Another issue was raised in a report from Young Women’s Trust, Trust for London, ‘flexibility experts’ Timewise and the Learning and Work Institute, and published last month: potentially thousands of people are missing out on the opportunity to train because of the lack of part-time apprenticeship opportunities.

Just one in ten apprentices are contracted for less than 30 hours per week, leaving such training out of reach for many who are unable to work full-time – particularly women, people with caring responsibilities, disabled people and young people leaving the care system.

Instead, these groups often find themselves in low-skilled work with little opportunity to progress, or out of work altogether.

Existing reports show that opportunities are particularly lacking for women trying to enter male-dominated sectors like engineering, IT and construction.

Women instead tend to go into lower-paid sectors, such as care and beauty, contributing to an apprentice gender pay gap of eight per cent – or more than £1,000 a year.

They often receive less training during their apprenticeship and are less likely to get a job afterwards.

But supporting more women into apprenticeships would benefit businesses that are experiencing skills shortages – particularly in areas like construction and engineering.
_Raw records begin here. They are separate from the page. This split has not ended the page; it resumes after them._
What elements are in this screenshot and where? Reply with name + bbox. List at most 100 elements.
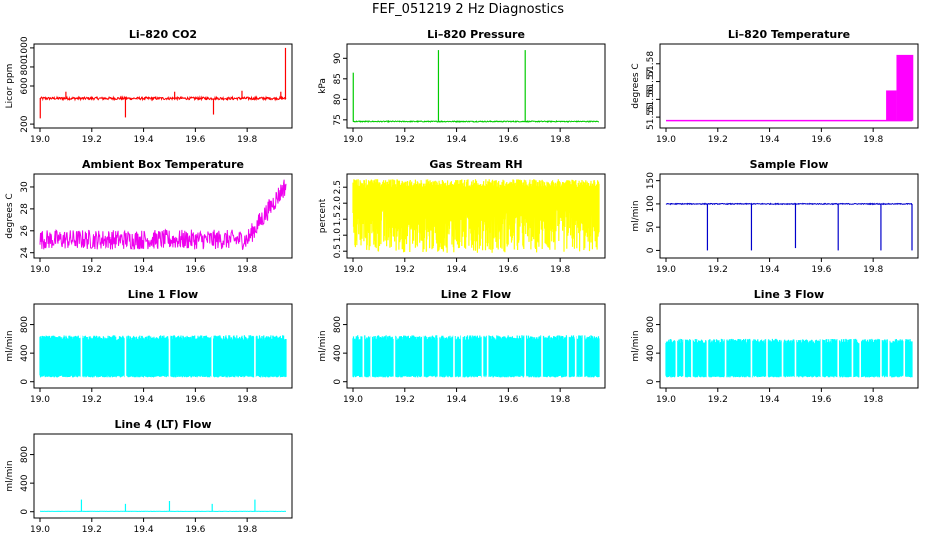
x-tick-label: 19.8 — [863, 395, 883, 405]
x-tick-label: 19.0 — [343, 395, 363, 405]
x-tick-label: 19.0 — [656, 135, 676, 145]
x-tick-label: 19.6 — [811, 135, 831, 145]
x-tick-label: 19.8 — [863, 265, 883, 275]
y-axis-label: degrees C — [631, 63, 641, 108]
y-tick-label: 0 — [20, 379, 30, 385]
x-tick-label: 19.8 — [550, 135, 570, 145]
x-tick-label: 19.4 — [447, 135, 467, 145]
x-tick-label: 19.0 — [30, 395, 50, 405]
y-tick-label: 26 — [20, 225, 30, 237]
y-tick-label: 24 — [20, 247, 30, 259]
data-line — [39, 179, 287, 251]
y-tick-label: 85 — [333, 73, 343, 84]
y-tick-label: 400 — [20, 344, 30, 361]
data-line — [352, 335, 600, 378]
data-line — [39, 95, 287, 102]
panel-line2: Line 2 Flow ml/min 19.0 19.2 19.4 19.6 19.8 0 40… — [318, 288, 606, 405]
y-tick-label: 400 — [20, 474, 30, 491]
y-axis-label: ml/min — [631, 200, 641, 231]
x-tick-label: 19.0 — [343, 265, 363, 275]
x-tick-label: 19.2 — [708, 135, 728, 145]
panel-title: Li–820 Temperature — [728, 28, 850, 41]
y-tick-label: 51.56 — [646, 86, 656, 112]
panel-title: Li–820 Pressure — [427, 28, 525, 41]
panel-title: Ambient Box Temperature — [82, 158, 244, 171]
series-group — [352, 333, 600, 380]
y-tick-label: 100 — [646, 195, 656, 212]
y-axis-label: ml/min — [5, 330, 15, 361]
plot-frame — [346, 43, 606, 129]
x-tick-label: 19.4 — [134, 135, 154, 145]
y-tick-label: 30 — [20, 181, 30, 193]
x-tick-label: 19.2 — [82, 265, 102, 275]
x-tick-label: 19.6 — [498, 265, 518, 275]
panel-sample-flow: Sample Flow ml/min 19.0 19.2 19.4 19.6 19.8 0 50… — [631, 158, 919, 275]
y-tick-label: 51.58 — [646, 51, 656, 77]
y-tick-label: 800 — [333, 316, 343, 333]
series-group — [666, 54, 914, 122]
panel-line4: Line 4 (LT) Flow ml/min 19.0 19.2 19.4 19.6 19… — [5, 418, 293, 535]
x-tick-label: 19.2 — [708, 395, 728, 405]
data-block — [886, 90, 897, 121]
figure-title: FEF_051219 2 Hz Diagnostics — [372, 2, 564, 17]
x-tick-label: 19.8 — [863, 135, 883, 145]
plot-frame — [659, 303, 919, 389]
y-tick-label: 28 — [20, 203, 30, 215]
x-tick-label: 19.0 — [30, 265, 50, 275]
x-tick-label: 19.6 — [498, 395, 518, 405]
x-tick-label: 19.8 — [237, 525, 257, 535]
panel-title: Line 2 Flow — [441, 288, 511, 301]
plot-frame — [346, 173, 606, 259]
y-axis-label: ml/min — [5, 460, 15, 491]
y-tick-label: 1000 — [20, 36, 30, 59]
panel-title: Line 4 (LT) Flow — [115, 418, 212, 431]
y-tick-label: 50 — [646, 221, 656, 233]
x-tick-label: 19.8 — [550, 395, 570, 405]
y-tick-label: 80 — [333, 93, 343, 105]
x-tick-label: 19.2 — [395, 265, 415, 275]
y-tick-label: 800 — [20, 316, 30, 333]
data-block — [896, 54, 914, 121]
plot-frame — [33, 173, 293, 259]
panel-title: Li–820 CO2 — [129, 28, 197, 41]
y-axis-label: percent — [318, 198, 328, 233]
y-tick-label: 800 — [646, 316, 656, 333]
y-tick-label: 75 — [333, 114, 343, 125]
y-axis-label: kPa — [318, 78, 328, 94]
x-tick-label: 19.8 — [237, 265, 257, 275]
panel-co2: Li–820 CO2 Licor ppm 19.0 19.2 19.4 19.6 19.8 2… — [5, 28, 293, 145]
plot-frame — [659, 43, 919, 129]
y-tick-label: 51.55 — [646, 104, 656, 130]
series-group — [39, 333, 287, 380]
y-tick-label: 600 — [20, 77, 30, 94]
panel-title: Line 3 Flow — [754, 288, 824, 301]
data-line — [352, 119, 599, 124]
x-tick-label: 19.4 — [134, 525, 154, 535]
x-tick-label: 19.4 — [760, 135, 780, 145]
y-tick-label: 0 — [333, 379, 343, 385]
y-tick-label: 90 — [333, 52, 343, 64]
x-tick-label: 19.4 — [134, 395, 154, 405]
x-tick-label: 19.2 — [82, 135, 102, 145]
plot-frame — [33, 303, 293, 389]
x-tick-label: 19.4 — [447, 395, 467, 405]
x-tick-label: 19.0 — [656, 395, 676, 405]
series-group — [39, 499, 286, 513]
x-tick-label: 19.0 — [343, 135, 363, 145]
y-tick-label: 800 — [20, 446, 30, 463]
series-group — [39, 179, 287, 251]
panel-line3: Line 3 Flow ml/min 19.0 19.2 19.4 19.6 19.8 0 40… — [631, 288, 919, 405]
y-tick-label: 51.57 — [646, 69, 656, 95]
data-line — [352, 179, 600, 253]
y-tick-label: 150 — [646, 172, 656, 189]
series-group — [665, 336, 913, 380]
data-line — [665, 338, 913, 378]
series-group — [665, 202, 913, 251]
plot-frame — [659, 173, 919, 259]
x-tick-label: 19.6 — [811, 265, 831, 275]
x-tick-label: 19.6 — [185, 265, 205, 275]
y-axis-label: ml/min — [318, 330, 328, 361]
x-tick-label: 19.2 — [82, 525, 102, 535]
series-group — [352, 179, 600, 253]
This report showed that employers see a huge potential for part-time apprenticeships to increase diversity.

Polling by YouGov for Young Women’s Trust showed that more than half of employers (54 per cent) would be willing to offer part-time apprenticeships, including 65 per cent of employers in the public sector.

Despite these findings and some excellent examples of employers making part-time apprenticeships work, many employers – wrongly-  continue to believe there is no demand, or that part-time apprenticeships would be difficult to administer.

Meanwhile, potential apprentices found that resources such as the government’s ‘Find an Apprenticeship’ service did not allow them to search for part-time apprenticeships, meaning many thought they were simply not available.

The organisations behind the research now hope to develop and test a model of part-time apprenticeships that will benefit both businesses that are experiencing skills shortages and those looking to get back into work or progress their careers on a part time basis.

The Young Women’s Trust chief executive Carole Easton said: “Young people – and especially young women – are being shut out of apprenticeships by low pay.

“Their wage barely covers the bus to work, let alone bills and rent.

“Even MPs agree that the £3.50 apprentice minimum wage is not enough to live on.

“If it is serious about supporting more people into apprenticeships, the government must significantly raise the apprentice minimum wage.

“Creating a system that makes apprenticeships attractive and accessible to a wider range of people will bring huge benefits to employers and the economy as a whole.

“It’s time the government made apprenticeships work for young people.”